He retires with Royal Never Give Up, the same organization with which he began his professional career in 2012.
In a Twitter post, Royal Never Give Up praised Uzi as "not only the heart and soul of RNG, but also an icon in the esports world as a whole. From a teenager onwards he never gave up and worked as hard as he could to be the best he could in his role, he inspired many."
As of today, LPL0006 @UziRNG will officially retire. Uzi was not only the heart and soul of RNG, but also an icon in the esports world as a whole. From a teenager onwards he never gave up and worked as hard as he could to be the best he could in his role, he inspired many. pic.twitter.com/wsqqOnqE4o— Royal Never Give Up (@RNGRoyal) June 3, 2020
Uzi, 23, is League of Legends' most recognizable and beloved player in the sport aside from T1's Lee "Faker" Sang-hyeok. He is considered the greatest bot laner of all time, not only in China's LoL Pro League but in all of League of Legends.
The star bot laner suffered from chronic hand and shoulder injuries throughout his career. Last year in an interview with Nike, Uzi said that doctors told him he had the arms of someone at least twice his age.

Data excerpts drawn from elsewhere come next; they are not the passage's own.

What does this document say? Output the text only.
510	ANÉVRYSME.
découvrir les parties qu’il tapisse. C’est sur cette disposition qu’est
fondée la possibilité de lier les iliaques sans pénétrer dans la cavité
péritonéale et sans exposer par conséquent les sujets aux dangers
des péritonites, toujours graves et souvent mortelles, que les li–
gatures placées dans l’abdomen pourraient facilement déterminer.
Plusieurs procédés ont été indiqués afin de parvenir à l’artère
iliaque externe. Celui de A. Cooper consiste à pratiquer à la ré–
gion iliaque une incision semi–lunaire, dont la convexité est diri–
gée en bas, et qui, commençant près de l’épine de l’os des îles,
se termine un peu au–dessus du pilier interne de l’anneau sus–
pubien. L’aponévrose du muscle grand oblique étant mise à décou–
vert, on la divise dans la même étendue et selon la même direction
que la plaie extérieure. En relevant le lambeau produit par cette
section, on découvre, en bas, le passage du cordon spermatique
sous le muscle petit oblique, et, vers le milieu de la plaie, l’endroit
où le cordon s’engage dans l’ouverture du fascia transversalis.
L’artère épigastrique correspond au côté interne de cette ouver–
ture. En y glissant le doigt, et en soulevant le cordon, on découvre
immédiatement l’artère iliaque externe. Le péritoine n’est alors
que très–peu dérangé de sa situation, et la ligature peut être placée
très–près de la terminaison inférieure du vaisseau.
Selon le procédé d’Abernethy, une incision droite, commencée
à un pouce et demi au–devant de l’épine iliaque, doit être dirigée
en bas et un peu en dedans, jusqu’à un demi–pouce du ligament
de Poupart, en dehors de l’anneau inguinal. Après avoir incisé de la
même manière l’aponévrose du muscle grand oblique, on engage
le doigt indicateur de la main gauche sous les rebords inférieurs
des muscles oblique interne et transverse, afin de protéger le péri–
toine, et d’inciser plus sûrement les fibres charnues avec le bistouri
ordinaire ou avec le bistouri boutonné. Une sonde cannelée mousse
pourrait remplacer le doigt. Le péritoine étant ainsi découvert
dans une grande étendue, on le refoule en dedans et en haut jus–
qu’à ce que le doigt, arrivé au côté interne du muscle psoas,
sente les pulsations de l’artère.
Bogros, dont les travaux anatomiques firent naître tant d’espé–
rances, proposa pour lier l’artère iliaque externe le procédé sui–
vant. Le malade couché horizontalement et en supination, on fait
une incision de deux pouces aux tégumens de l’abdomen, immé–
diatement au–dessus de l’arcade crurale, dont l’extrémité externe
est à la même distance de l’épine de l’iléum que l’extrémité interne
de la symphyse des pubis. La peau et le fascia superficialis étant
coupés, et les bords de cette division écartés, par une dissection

Uzi burst into international fame at 16 years old because of his sensational onstage performances with Royal Club at the 2013 League of Legends World Championship. The team's heavy focus around Uzi and ensuring that he could carry earned Uzi and Royal Club a spot in the finals, where they lost to SK Telecom T1.
Uzi made it to the finals again the next year, this time with the renamed Star Horn Royal Club.
Royal's Uzi-centric playstyle alongside Uzi's emotional and mechanically stunning play earned him the nickname of "puppy" early on in his career, with Royal's playstyle defined as "raise-the-puppy."
Uzi left the Royal organization in 2015 to join OMG and later Qiao Gu Reapers in 2016 before returning to his original League of Legends home, Royal Club (now Royal Never Give Up) in 2017. He remained with the organization until his retirement Wednesday.
In 2018, Uzi won his first LPL championship after five years of trying. This began a string of titles for Uzi that included two LPL championships, the Mid-Season Invitational championship, and the 2018 Asian Games gold medal. The only available title he did not win was the world championship.